The date was June 15, 1992. It was campaign season. President George H.W. Bush and Vice President Dan Quayle were losing ground in the polls, and on this Monday morning Quayle was scheduled for a few campaign stops. After a 45-minute speech in Manhattan on the failure of Democratic policies in New York, it was time to head down to the Munoz Rivera School in Trenton, New Jersey, where the vapid veep was scheduled to sit in on the "Weed and Seed" anti-drug program, followed by a staged spelling bee.
Enter spelling bee participant William Figueroa, a chubby Puerto Rican 12-year-old from South Trenton whose unintentional stint in the political sphere would soon become the subject of many a comic routine. Figueroa stood at the chalkboard. The word was given: Potato. He printed it out in chalk: P-O-T-A-T-O.
"You’re close," Quayle said, "but you left a little something off. The e on the end."
Young William was pretty sure he'd gotten the word right, but since this was the Vice President talking, he added the "e" anyway and sat down as scant applause came from the onlookers. When the event wrapped up, a reporter approached him, clutching a dictionary. He asked, "Did you know that you spelled potato right?"
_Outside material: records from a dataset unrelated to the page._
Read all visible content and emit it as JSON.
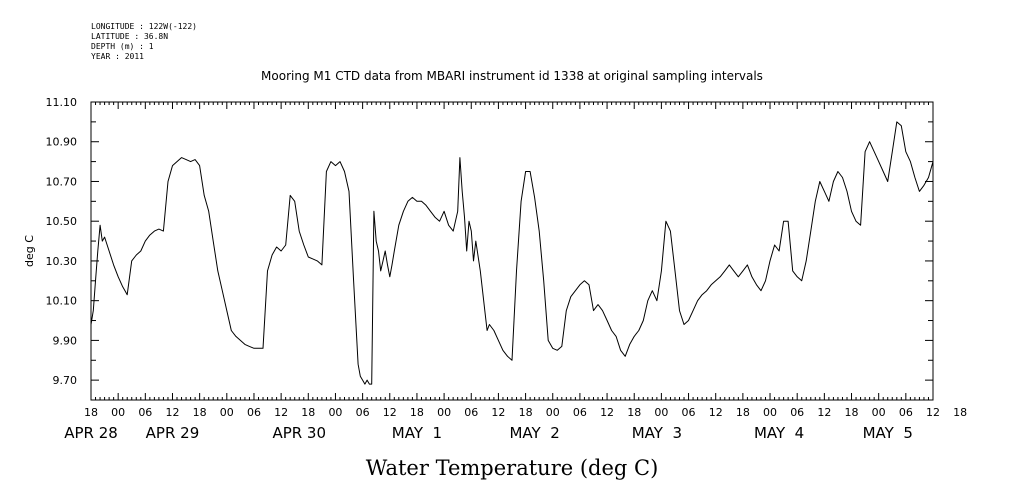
{
  "metadata": {
    "lines": [
      "LONGITUDE : 122W(-122)",
      "LATITUDE : 36.8N",
      "DEPTH (m) : 1",
      "YEAR : 2011"
    ]
  },
  "chart_data": {
    "type": "line",
    "title": "Mooring M1 CTD data from MBARI instrument id 1338 at original sampling intervals",
    "xlabel": "Water Temperature (deg C)",
    "ylabel": "deg C",
    "ylim": [
      9.6,
      11.1
    ],
    "yticks": [
      "9.70",
      "9.90",
      "10.10",
      "10.30",
      "10.50",
      "10.70",
      "10.90",
      "11.10"
    ],
    "xlim_hours": [
      0,
      186
    ],
    "x_hour_labels": [
      "18",
      "00",
      "06",
      "12",
      "18",
      "00",
      "06",
      "12",
      "18",
      "00",
      "06",
      "12",
      "18",
      "00",
      "06",
      "12",
      "18",
      "00",
      "06",
      "12",
      "18",
      "00",
      "06",
      "12",
      "18",
      "00",
      "06",
      "12",
      "18",
      "00",
      "06",
      "12",
      "18"
    ],
    "x_date_labels": [
      {
        "label": "APR 28",
        "hour": 0
      },
      {
        "label": "APR 29",
        "hour": 18
      },
      {
        "label": "APR 30",
        "hour": 46
      },
      {
        "label": "MAY  1",
        "hour": 72
      },
      {
        "label": "MAY  2",
        "hour": 98
      },
      {
        "label": "MAY  3",
        "hour": 125
      },
      {
        "label": "MAY  4",
        "hour": 152
      },
      {
        "label": "MAY  5",
        "hour": 176
      }
    ],
    "grid": false,
    "series": [
      {
        "x": [
          0,
          0.5,
          1,
          1.5,
          2,
          2.5,
          3,
          4,
          5,
          6,
          7,
          7.5,
          8,
          9,
          10,
          11,
          12,
          13,
          14,
          15,
          16,
          17,
          18,
          19,
          20,
          21,
          22,
          23,
          24,
          25,
          26,
          27,
          28,
          29,
          30,
          31,
          32,
          33,
          34,
          35,
          36,
          37,
          38,
          39,
          40,
          41,
          42,
          43,
          44,
          45,
          46,
          47,
          48,
          49,
          50,
          51,
          52,
          53,
          54,
          55,
          56,
          57,
          58,
          59,
          59.5,
          60,
          60.5,
          61,
          61.5,
          62,
          62.5,
          63,
          63.5,
          64,
          64.5,
          65,
          65.5,
          66,
          66.5,
          67,
          68,
          69,
          70,
          71,
          72,
          73,
          74,
          75,
          76,
          77,
          78,
          79,
          80,
          81,
          81.5,
          82,
          82.5,
          83,
          83.5,
          84,
          84.5,
          85,
          86,
          87,
          87.5,
          88,
          89,
          90,
          91,
          92,
          93,
          94,
          95,
          96,
          97,
          98,
          99,
          100,
          101,
          102,
          103,
          104,
          105,
          106,
          107,
          108,
          109,
          110,
          111,
          112,
          113,
          114,
          115,
          116,
          117,
          118,
          119,
          120,
          121,
          122,
          123,
          124,
          125,
          126,
          127,
          128,
          129,
          130,
          131,
          132,
          133,
          134,
          135,
          136,
          137,
          138,
          139,
          140,
          141,
          142,
          143,
          144,
          145,
          146,
          147,
          148,
          149,
          150,
          151,
          152,
          153,
          154,
          155,
          156,
          157,
          158,
          159,
          160,
          161,
          162,
          163,
          164,
          165,
          166,
          167,
          168,
          169,
          170,
          171,
          172,
          173,
          174,
          175,
          176,
          177,
          178,
          179,
          180,
          181,
          182,
          183,
          184,
          185,
          186
        ],
        "y": [
          9.98,
          10.05,
          10.2,
          10.35,
          10.48,
          10.4,
          10.42,
          10.35,
          10.28,
          10.22,
          10.17,
          10.15,
          10.13,
          10.3,
          10.33,
          10.35,
          10.4,
          10.43,
          10.45,
          10.46,
          10.45,
          10.7,
          10.78,
          10.8,
          10.82,
          10.81,
          10.8,
          10.81,
          10.78,
          10.63,
          10.55,
          10.4,
          10.25,
          10.15,
          10.05,
          9.95,
          9.92,
          9.9,
          9.88,
          9.87,
          9.86,
          9.86,
          9.86,
          10.25,
          10.33,
          10.37,
          10.35,
          10.38,
          10.63,
          10.6,
          10.45,
          10.38,
          10.32,
          10.31,
          10.3,
          10.28,
          10.75,
          10.8,
          10.78,
          10.8,
          10.75,
          10.65,
          10.2,
          9.78,
          9.72,
          9.7,
          9.68,
          9.7,
          9.68,
          9.68,
          10.55,
          10.4,
          10.35,
          10.25,
          10.3,
          10.35,
          10.28,
          10.22,
          10.28,
          10.35,
          10.48,
          10.55,
          10.6,
          10.62,
          10.6,
          10.6,
          10.58,
          10.55,
          10.52,
          10.5,
          10.55,
          10.48,
          10.45,
          10.55,
          10.82,
          10.65,
          10.52,
          10.35,
          10.5,
          10.45,
          10.3,
          10.4,
          10.25,
          10.05,
          9.95,
          9.98,
          9.95,
          9.9,
          9.85,
          9.82,
          9.8,
          10.25,
          10.6,
          10.75,
          10.75,
          10.62,
          10.45,
          10.2,
          9.9,
          9.86,
          9.85,
          9.87,
          10.05,
          10.12,
          10.15,
          10.18,
          10.2,
          10.18,
          10.05,
          10.08,
          10.05,
          10.0,
          9.95,
          9.92,
          9.85,
          9.82,
          9.88,
          9.92,
          9.95,
          10.0,
          10.1,
          10.15,
          10.1,
          10.25,
          10.5,
          10.45,
          10.25,
          10.05,
          9.98,
          10.0,
          10.05,
          10.1,
          10.13,
          10.15,
          10.18,
          10.2,
          10.22,
          10.25,
          10.28,
          10.25,
          10.22,
          10.25,
          10.28,
          10.22,
          10.18,
          10.15,
          10.2,
          10.3,
          10.38,
          10.35,
          10.5,
          10.5,
          10.25,
          10.22,
          10.2,
          10.3,
          10.45,
          10.6,
          10.7,
          10.65,
          10.6,
          10.7,
          10.75,
          10.72,
          10.65,
          10.55,
          10.5,
          10.48,
          10.85,
          10.9,
          10.85,
          10.8,
          10.75,
          10.7,
          10.85,
          11.0,
          10.98,
          10.85,
          10.8,
          10.72,
          10.65,
          10.68,
          10.72,
          10.8
        ]
      }
    ]
  }
}
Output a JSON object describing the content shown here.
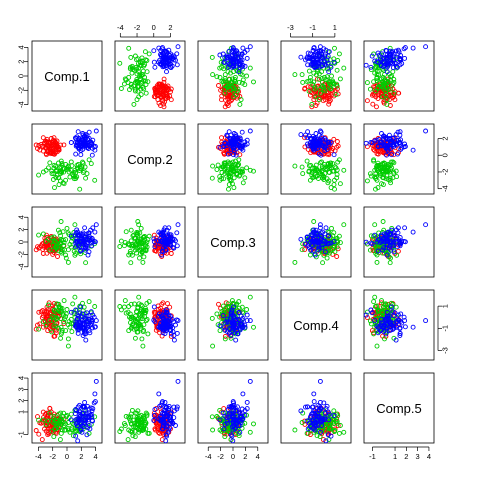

The rest is pure gold. At a press conference held afterward, a reporter (perhaps the same one as before) was called on by Quayle for a question. The inevitable question came, "How do you spell potato?" Quayle (according to his 1994 memoir, Standing Firm) "...gave him a puzzled look, and then the press started laughing. It wasn’t until that moment that (Quayle) realized anything was wrong." Apparently, none of Quayle's staff had informed him of his gaffe.
Word of Quayle's "Spud Problem" spread quickly, and William Figueroa enjoyed his 15 minutes of fame. Local paper The Trentonian carried a quote from Figueroa the following day saying the spelling bee "showed the rumors about the vice president are true -- that he's an idiot" (Figueroa now claims that he was misquoted). David Letterman got the kid's number from the newspaper and invited him onto his show. While on national TV, Figueroa refused to call the Vice President an idiot (Trenton mayor Doug Palmer had apparently warned his parents that "Weed and Seed" funding could be slashed if William angered Dan Quayle). He did say this, however: "I know he’s not an idiot, but he needs to study more. Do you have to go to college to be Vice President?"
"Potatogate" went beyond late-night punchlines. It was the perfect opportunity for politicians to laugh and point. Bill Clinton and Al Gore turned that hay into political gold, and even flew Figueroa in to the Democratic National Convention to deliver the Pledge of Allegiance. He became known as The Potato Kid throughout the United States. In his grandparents' home country of Puerto Rico, he was known as "El rey de la papa" (The Potato King). He marched in Trenton's Puerto Rican Day Parade.
What is William Figueroa doing these days? In August of 2004, New York Times reporter Mark Fass caught up with him to ask a few questions. It turns out that the boy who would be king was a high-school dropout with a child of his own by the age of 16. By 24, he'd had 3 kids and was working at Wal-Mart.
Not exactly a storybook ending, I know.